Die Stimmung war aufgekratzt wie immer an diesem Tag. Auf dem Verneigungshügel hatten sich Zehntausende das Feuerwerk angeguckt. Junge Männer hatten Sprechchöre gerufen, „Spasibo dedu sa pobedu!“, Danke Großvater für den Sieg!, aber ansonsten wollten die Leute einfach nur flanieren und die Kinder wollten Süßigkeiten.
Nach rund vier Kilometern, wir hatten schon zwei aus Sicherheitsgründen gesperrte U-Bahn-Stationen passiert, fragte ich kurz vor dem Kiewer Bahnhof einen jungen Mann, „ob die uns jetzt wohl in die U-Bahn reinlassen?“ „Glaub schon“, meinte er – und schon kam die Gegenfrage: „Woher kommen Sie?“ „Aus Hamburg.“ Der Jugendliche, vielleicht 18 Jahre alt, verstand meine Antwort nicht und so sagte ich scherzhaft, „ich bin ein Feind“. Das russische Wort „wrag“ verstand er sofort, aber wieso Feind? Meine Antwort: „Ich komme aus Deutschland.“ Ich fürchtete schon, umstehende Jugendliche würden sich einmischen, doch mein Gesprächspartner konterte überraschend locker: „Naja, dafür sind wir jetzt in der Endrunde.“ Ich verstand nur Bahnhof – und das sah man mir an. Ich wurde aufgeklärt. Es ging natürlich um Eishockey.

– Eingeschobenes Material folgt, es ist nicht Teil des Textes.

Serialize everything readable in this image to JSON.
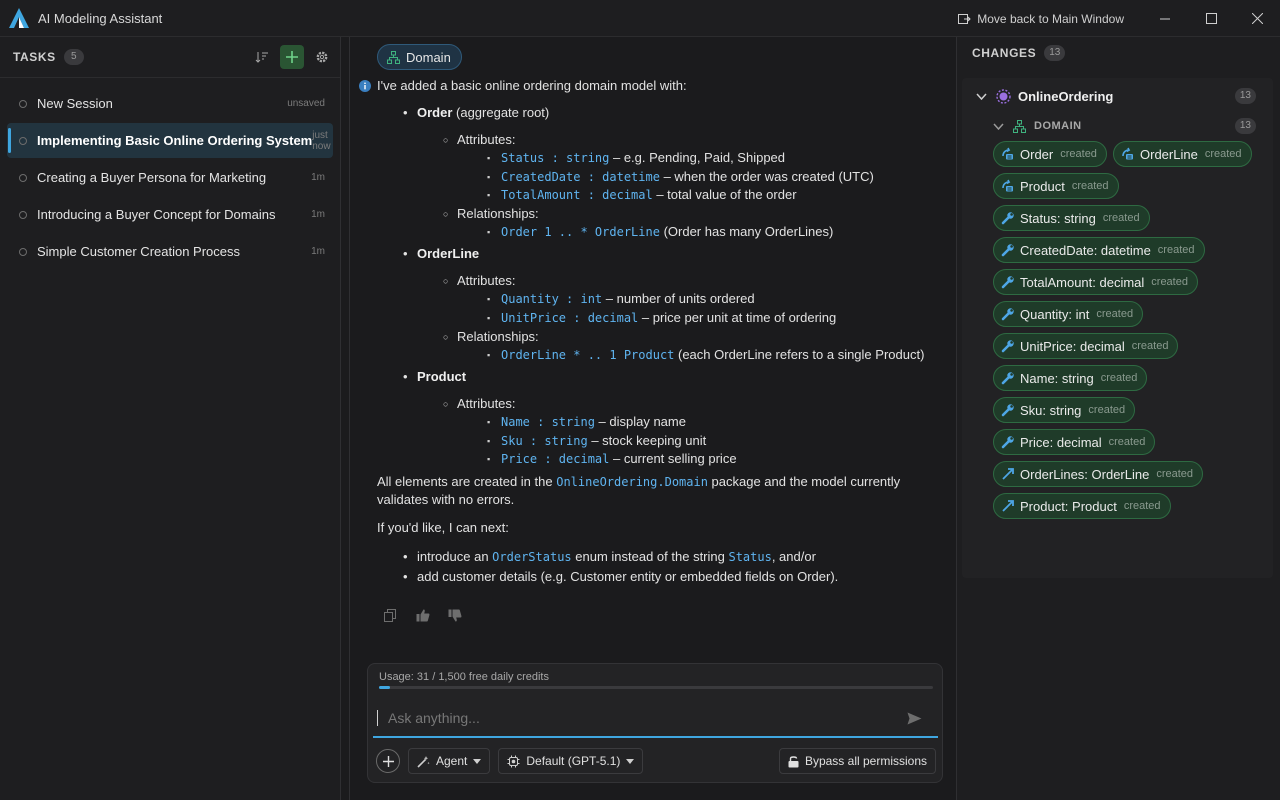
{
  "window": {
    "title": "AI Modeling Assistant",
    "move_back_label": "Move back to Main Window"
  },
  "tasks": {
    "title": "TASKS",
    "count": "5",
    "items": [
      {
        "title": "New Session",
        "meta": "unsaved",
        "active": false
      },
      {
        "title": "Implementing Basic Online Ordering System",
        "meta": "just now",
        "active": true
      },
      {
        "title": "Creating a Buyer Persona for Marketing",
        "meta": "1m",
        "active": false
      },
      {
        "title": "Introducing a Buyer Concept for Domains",
        "meta": "1m",
        "active": false
      },
      {
        "title": "Simple Customer Creation Process",
        "meta": "1m",
        "active": false
      }
    ]
  },
  "chat": {
    "context_chip": "Domain",
    "intro": "I've added a basic online ordering domain model with:",
    "attributes_label": "Attributes:",
    "relationships_label": "Relationships:",
    "entities": {
      "order": {
        "name": "Order",
        "suffix": " (aggregate root)",
        "attrs": [
          {
            "code": "Status : string",
            "desc": " – e.g. Pending, Paid, Shipped"
          },
          {
            "code": "CreatedDate : datetime",
            "desc": " – when the order was created (UTC)"
          },
          {
            "code": "TotalAmount : decimal",
            "desc": " – total value of the order"
          }
        ],
        "rel": {
          "code": "Order 1 .. * OrderLine",
          "desc": " (Order has many OrderLines)"
        }
      },
      "orderline": {
        "name": "OrderLine",
        "attrs": [
          {
            "code": "Quantity : int",
            "desc": " – number of units ordered"
          },
          {
            "code": "UnitPrice : decimal",
            "desc": " – price per unit at time of ordering"
          }
        ],
        "rel": {
          "code": "OrderLine * .. 1 Product",
          "desc": " (each OrderLine refers to a single Product)"
        }
      },
      "product": {
        "name": "Product",
        "attrs": [
          {
            "code": "Name : string",
            "desc": " – display name"
          },
          {
            "code": "Sku : string",
            "desc": " – stock keeping unit"
          },
          {
            "code": "Price : decimal",
            "desc": " – current selling price"
          }
        ]
      }
    },
    "package_pre": "All elements are created in the ",
    "package_code": "OnlineOrdering.Domain",
    "package_post": " package and the model currently validates with no errors.",
    "next_intro": "If you'd like, I can next:",
    "next1_pre": "introduce an ",
    "next1_code": "OrderStatus",
    "next1_mid": " enum instead of the string ",
    "next1_code2": "Status",
    "next1_post": ", and/or",
    "next2": "add customer details (e.g. Customer entity or embedded fields on Order)."
  },
  "composer": {
    "usage": "Usage: 31 / 1,500 free daily credits",
    "usage_fraction": 0.0207,
    "placeholder": "Ask anything...",
    "agent_label": "Agent",
    "model_label": "Default (GPT-5.1)",
    "bypass_label": "Bypass all permissions"
  },
  "changes": {
    "title": "CHANGES",
    "count": "13",
    "package": {
      "name": "OnlineOrdering",
      "count": "13"
    },
    "folder": {
      "name": "DOMAIN",
      "count": "13"
    },
    "items": [
      {
        "name": "Order",
        "status": "created",
        "kind": "entity"
      },
      {
        "name": "OrderLine",
        "status": "created",
        "kind": "entity"
      },
      {
        "name": "Product",
        "status": "created",
        "kind": "entity"
      },
      {
        "name": "Status: string",
        "status": "created",
        "kind": "attribute"
      },
      {
        "name": "CreatedDate: datetime",
        "status": "created",
        "kind": "attribute"
      },
      {
        "name": "TotalAmount: decimal",
        "status": "created",
        "kind": "attribute"
      },
      {
        "name": "Quantity: int",
        "status": "created",
        "kind": "attribute"
      },
      {
        "name": "UnitPrice: decimal",
        "status": "created",
        "kind": "attribute"
      },
      {
        "name": "Name: string",
        "status": "created",
        "kind": "attribute"
      },
      {
        "name": "Sku: string",
        "status": "created",
        "kind": "attribute"
      },
      {
        "name": "Price: decimal",
        "status": "created",
        "kind": "attribute"
      },
      {
        "name": "OrderLines: OrderLine",
        "status": "created",
        "kind": "association"
      },
      {
        "name": "Product: Product",
        "status": "created",
        "kind": "association"
      }
    ]
  },
  "colors": {
    "accent": "#3fa6e0",
    "code": "#5fb4f0",
    "pill_bg": "#1f3b29",
    "add_button": "#2a5533"
  }
}
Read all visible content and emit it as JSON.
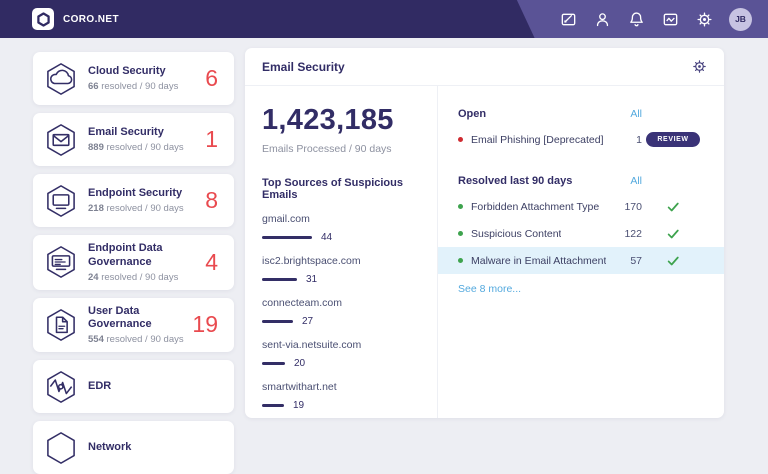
{
  "topbar": {
    "brand": "CORO.NET",
    "icons": [
      "compose-icon",
      "users-icon",
      "bell-icon",
      "activity-icon",
      "settings-icon"
    ],
    "avatar_initials": "JB"
  },
  "sidebar": {
    "modules": [
      {
        "name": "Cloud Security",
        "icon": "cloud-hexagon-icon",
        "resolved": "66",
        "period": "resolved / 90 days",
        "count": "6"
      },
      {
        "name": "Email Security",
        "icon": "envelope-hexagon-icon",
        "resolved": "889",
        "period": "resolved / 90 days",
        "count": "1"
      },
      {
        "name": "Endpoint Security",
        "icon": "monitor-hexagon-icon",
        "resolved": "218",
        "period": "resolved / 90 days",
        "count": "8"
      },
      {
        "name": "Endpoint Data Governance",
        "icon": "monitor-data-hexagon-icon",
        "resolved": "24",
        "period": "resolved / 90 days",
        "count": "4"
      },
      {
        "name": "User Data Governance",
        "icon": "document-hexagon-icon",
        "resolved": "554",
        "period": "resolved / 90 days",
        "count": "19"
      },
      {
        "name": "EDR",
        "icon": "pulse-hexagon-icon"
      },
      {
        "name": "Network",
        "icon": "hexagon-icon"
      }
    ]
  },
  "panel": {
    "title": "Email Security",
    "emails_processed": "1,423,185",
    "emails_processed_label": "Emails Processed / 90 days",
    "top_sources": {
      "title": "Top Sources of Suspicious Emails",
      "max_value": 44,
      "items": [
        {
          "domain": "gmail.com",
          "value": 44
        },
        {
          "domain": "isc2.brightspace.com",
          "value": 31
        },
        {
          "domain": "connecteam.com",
          "value": 27
        },
        {
          "domain": "sent-via.netsuite.com",
          "value": 20
        },
        {
          "domain": "smartwithart.net",
          "value": 19
        }
      ]
    },
    "tickets": {
      "open": {
        "title": "Open",
        "all_label": "All",
        "items": [
          {
            "label": "Email Phishing [Deprecated]",
            "count": "1",
            "dot": "red",
            "action": "REVIEW"
          }
        ]
      },
      "resolved": {
        "title": "Resolved last 90 days",
        "all_label": "All",
        "items": [
          {
            "label": "Forbidden Attachment Type",
            "count": "170",
            "dot": "green"
          },
          {
            "label": "Suspicious Content",
            "count": "122",
            "dot": "green"
          },
          {
            "label": "Malware in Email Attachment",
            "count": "57",
            "dot": "green",
            "highlighted": true
          }
        ]
      },
      "see_more": "See 8 more..."
    }
  },
  "colors": {
    "topbar_dark": "#312b63",
    "topbar_light": "#5a5396",
    "navy_text": "#322d66",
    "alert_red": "#e94a4f",
    "link_blue": "#53a9de",
    "success_green": "#3ea34e",
    "row_highlight": "#e2f2fb",
    "page_background": "#edeef3"
  }
}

Irgendwie fand ich das alles merkwürdig. Einen ganzen Tag lang feiern die Russen mit Militärparaden, Konzerten und Feuerwerken den Sieg über das verhasste Hitler-Deutschland. Nur – mit Deutschland hat das alles gar nichts mehr zu tun. Das Deutschland von heute bewundern die Russen – wegen seiner zuverlässigen Autos, den Fußballern und wegen der „deutschen Ordnung“.
Nur über das Gedenken an den Zweiten Weltkrieg gehen in Russland und Deutschland die Vorstellungen naturgemäß noch immer deutlich auseinander. Am 9. Mai – dem Siegestag – und am 22. Juni – dem Tag des Überfalls auf die Sowjetunion – laufen in Russland zwar den ganzen Tag über Kriegsfilme im Fernsehen. Deshalb kennen die meisten Russen die deutschen Worte für Waffentypen, Dienstgrade und Befehle nahezu auswendig. Doch über die Gräuel gegen Millionen Juden in den besetzten Gebieten, die Beteiligung der Wehrmacht daran und das Schicksal der sowjetischen Zwangsarbeiter und Kriegsgefangenen wissen die Russen nur wenig. In den sowjetischen Kriegsfilmen geht es meist um heldenhafte Rotarmisten und böse deutsche Generäle.
Und eigentlich trage das deutsche Volk keine Schuld, hört man immer wieder im persönlichen Gespräch mit Russen. Die Deutschen seien ja gezwungen gewesen, die Anweisungen des Diktators Hitler zu befolgen. Dass die NSDAP 1932 in freien Wahlen siegte, ist bei den meisten Russen unbekannt.
Über all das konnte ich mich in dem Gedränge vor dem Kiewer Bahnhof natürlich nicht unterhalten. Die Polizei ließ uns dann tatsächlich in die U-Bahn und für die feiernden Russen war es ein gelungener Tag. Und ich freute mich mal wieder darüber, das Gedränge in der Menschenmenge ohne Kratzer überstanden zu haben.